Resgatar filmes mal amados é uma actividade compensadora, pois liga para sempre o recuperador à reavaliação da obra. Além disso, dá um prazer especial (re)descobrir o que mais ninguém viu (ou quis ver). Escrito isto, ainda ninguém conseguiu recuperar Ishtar (1987), o enorme fracasso comercial e crítico de Elaine May com Warren Beatty e Dustin Hoffman. Não vou tentar fazê-lo, apesar de a reputação do filme ser injusta. É desequilibrado, em muitos momentos deambula sem rumo, a resolução é atabalhoada, e, ainda assim, é suficientemente divertido para ser considerado um falhanço simpático.
Elaine May foi quem mais sofreu com o descalabro. Não só este a “impediu” de voltar a realizar como soterrou, de algum modo, os seus restantes filmes. May teve ou terá tido culpas nesse cartório: perfeccionista, diz-se que filmava take a seguir take, recusando-se a abandonar uma cena até estar como queria, aumentando o número de dias de rodagem e os custos de produção para níveis incomportáveis para os estúdios. O desastre em Ishtar foi maior pois os actores eram muito bem pagos e, pelos vistos, bastante intrometidos (Beatty, principalmente). Por outro lado, os métodos de May, iniciada na comédia de improvisação, originavam um humor titubeante e nervoso, meio desconfortável, meio desagradável, num ritmo lento e arrastado, pára-arranca, porventura demasiado estranho para a maioria dos espectadores. Pegando no seu Mikey and Nicky (Jogo Mortal, 1976), o melhor Cassavetes feito por outra pessoa, poder-se-ia escrever que May está para a comédia como este estava para o drama.
Parceira de Mike Nichols num famoso duo cómico dos anos 60, Elaine May escreveu vários argumentos [Heaven Can Wait (O Céu Pode Esperar, 1978), Birdcage (Casa de Doidas, 1996)], foi actriz em outros, sendo mencionada como influência por muitos cómicos posteriores, de Steve Martin a Lily Tomlin. No que toca à realização, teve, pelo menos, um sucesso: The Heartbreak Kid (Casei-me por Engano, 1972), único dos seus filmes para o qual não escreveu o argumento, assinado por Neil Simon, dramaturgo muito querido em dada altura (e pouco lembrado agora). Mas se o filme consta da lista das melhores comédias do American Film Institute, não está na ponta da língua de ninguém quando o assunto é a comédia norte-americana (o remake dos irmãos Farrelly nem sequer levantou a onda de indignação habitual nestes casos) – Joe Swanberg é a excepção entre os cineastas mais novos, citando-o auditivamente no seu Happy Christmas (2014). Um esquecimento incompreensível a não ser à (funesta) luz do insucesso de Ishtar.

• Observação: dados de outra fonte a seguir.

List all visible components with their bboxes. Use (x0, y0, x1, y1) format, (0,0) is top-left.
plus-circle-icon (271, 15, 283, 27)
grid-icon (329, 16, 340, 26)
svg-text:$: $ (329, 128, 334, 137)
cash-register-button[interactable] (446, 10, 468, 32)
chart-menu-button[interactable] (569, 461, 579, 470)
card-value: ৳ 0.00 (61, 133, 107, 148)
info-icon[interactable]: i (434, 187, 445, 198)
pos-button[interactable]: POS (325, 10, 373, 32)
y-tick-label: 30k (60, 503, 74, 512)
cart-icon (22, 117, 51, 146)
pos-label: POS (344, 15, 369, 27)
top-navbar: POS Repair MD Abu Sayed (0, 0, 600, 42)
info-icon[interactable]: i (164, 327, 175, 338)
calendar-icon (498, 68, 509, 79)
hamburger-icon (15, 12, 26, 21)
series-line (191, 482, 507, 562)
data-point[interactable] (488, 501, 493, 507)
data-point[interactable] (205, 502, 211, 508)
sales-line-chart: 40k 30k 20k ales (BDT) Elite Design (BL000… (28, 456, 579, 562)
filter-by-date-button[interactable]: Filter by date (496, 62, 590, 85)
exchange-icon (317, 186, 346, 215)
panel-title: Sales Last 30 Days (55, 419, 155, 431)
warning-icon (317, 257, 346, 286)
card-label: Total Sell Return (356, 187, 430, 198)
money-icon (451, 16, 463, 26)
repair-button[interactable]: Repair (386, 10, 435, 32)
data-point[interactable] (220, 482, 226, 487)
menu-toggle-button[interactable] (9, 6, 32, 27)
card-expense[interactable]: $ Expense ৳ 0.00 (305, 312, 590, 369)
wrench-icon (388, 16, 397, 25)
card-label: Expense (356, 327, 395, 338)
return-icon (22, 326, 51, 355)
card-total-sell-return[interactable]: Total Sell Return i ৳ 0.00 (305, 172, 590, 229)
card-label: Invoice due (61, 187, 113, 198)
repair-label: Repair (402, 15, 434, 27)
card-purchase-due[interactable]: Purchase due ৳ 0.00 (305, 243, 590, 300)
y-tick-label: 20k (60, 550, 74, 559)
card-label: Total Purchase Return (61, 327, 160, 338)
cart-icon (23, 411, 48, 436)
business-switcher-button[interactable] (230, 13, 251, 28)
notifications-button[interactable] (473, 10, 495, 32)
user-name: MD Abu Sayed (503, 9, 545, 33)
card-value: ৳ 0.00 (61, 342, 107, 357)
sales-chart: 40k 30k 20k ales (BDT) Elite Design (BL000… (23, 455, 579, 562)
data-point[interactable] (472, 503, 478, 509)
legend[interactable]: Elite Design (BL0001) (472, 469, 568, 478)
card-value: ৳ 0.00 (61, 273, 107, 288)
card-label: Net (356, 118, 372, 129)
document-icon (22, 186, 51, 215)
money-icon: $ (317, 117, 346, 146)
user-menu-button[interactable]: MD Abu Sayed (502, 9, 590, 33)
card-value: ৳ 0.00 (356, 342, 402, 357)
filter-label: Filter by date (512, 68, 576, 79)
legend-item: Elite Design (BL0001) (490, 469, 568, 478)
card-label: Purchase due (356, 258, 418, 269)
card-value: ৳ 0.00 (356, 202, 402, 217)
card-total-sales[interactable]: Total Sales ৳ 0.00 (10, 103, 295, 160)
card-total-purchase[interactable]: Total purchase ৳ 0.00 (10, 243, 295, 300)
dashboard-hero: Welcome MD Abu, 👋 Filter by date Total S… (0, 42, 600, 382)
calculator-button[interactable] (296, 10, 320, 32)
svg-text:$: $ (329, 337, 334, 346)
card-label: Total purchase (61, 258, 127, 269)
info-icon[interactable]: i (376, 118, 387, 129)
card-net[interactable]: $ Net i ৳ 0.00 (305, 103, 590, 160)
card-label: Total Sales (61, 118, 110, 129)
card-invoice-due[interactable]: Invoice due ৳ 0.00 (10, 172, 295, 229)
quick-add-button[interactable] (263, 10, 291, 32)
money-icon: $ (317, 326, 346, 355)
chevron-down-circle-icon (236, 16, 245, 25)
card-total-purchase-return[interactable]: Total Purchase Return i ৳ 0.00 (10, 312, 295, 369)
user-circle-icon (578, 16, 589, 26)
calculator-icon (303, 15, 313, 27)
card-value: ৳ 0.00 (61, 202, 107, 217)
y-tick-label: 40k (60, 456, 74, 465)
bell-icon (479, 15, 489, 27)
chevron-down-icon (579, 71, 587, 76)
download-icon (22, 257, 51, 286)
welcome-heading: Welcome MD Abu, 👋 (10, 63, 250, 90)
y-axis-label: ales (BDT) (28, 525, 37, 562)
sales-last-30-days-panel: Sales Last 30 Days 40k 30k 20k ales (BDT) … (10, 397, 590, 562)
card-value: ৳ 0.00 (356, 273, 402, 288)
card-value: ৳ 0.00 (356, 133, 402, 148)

O tipo de humor de May encontra o intérprete ideal no genial e subvalorizadíssimo Charles Grodin que protagoniza de The Heartbreak Kid, em permanente demanda pela “felicidade”, por uma “vida mais realizada”, traduzida na perseguição incessante da (de uma) mulher ideal (ou melhor, do prazer da conquista). A seu lado, a filha da realizadora, Jeannie Berlin [uma versão um nadinha mais vivida da personagem inocente e trapalhona de May em New Leaf (Vida Nova, 1971), a sua primeira obra], não menos brilhante como mulher rejeitada (e crescentemente rejeitável). E a irradiação solar chamada Cybill Shepherd, novíssima, belíssima e (quase) inatingível – nem em Last Picture Show (A Última Sessão, 1971) foi assim apetecível, como naquela cena em frente à lareira, despida sem que o espectador possa ver a nudez (quanto mais tocar-lhe). A presença de Grodin é importantíssima, pois, mais do que uma comédia de costumes (provavelmente a ideia original de Simon), The Heartbreak Kid é a comédia negra de uma personagem insuportável, insaciável, irritante, um bullshitter compulsivo, tão convicto das suas tretas ao ponto de acreditar nelas. A cena ao jantar, quando fala da honestidade da comida, é exemplar – e tem o contraponto perfeito noutro actor mal amado, Eddie Albert da série Green Acres. O aparente happy end é dos finais mais ácidos em qualquer comédia, a vitória do protagonista a sua maior derrota.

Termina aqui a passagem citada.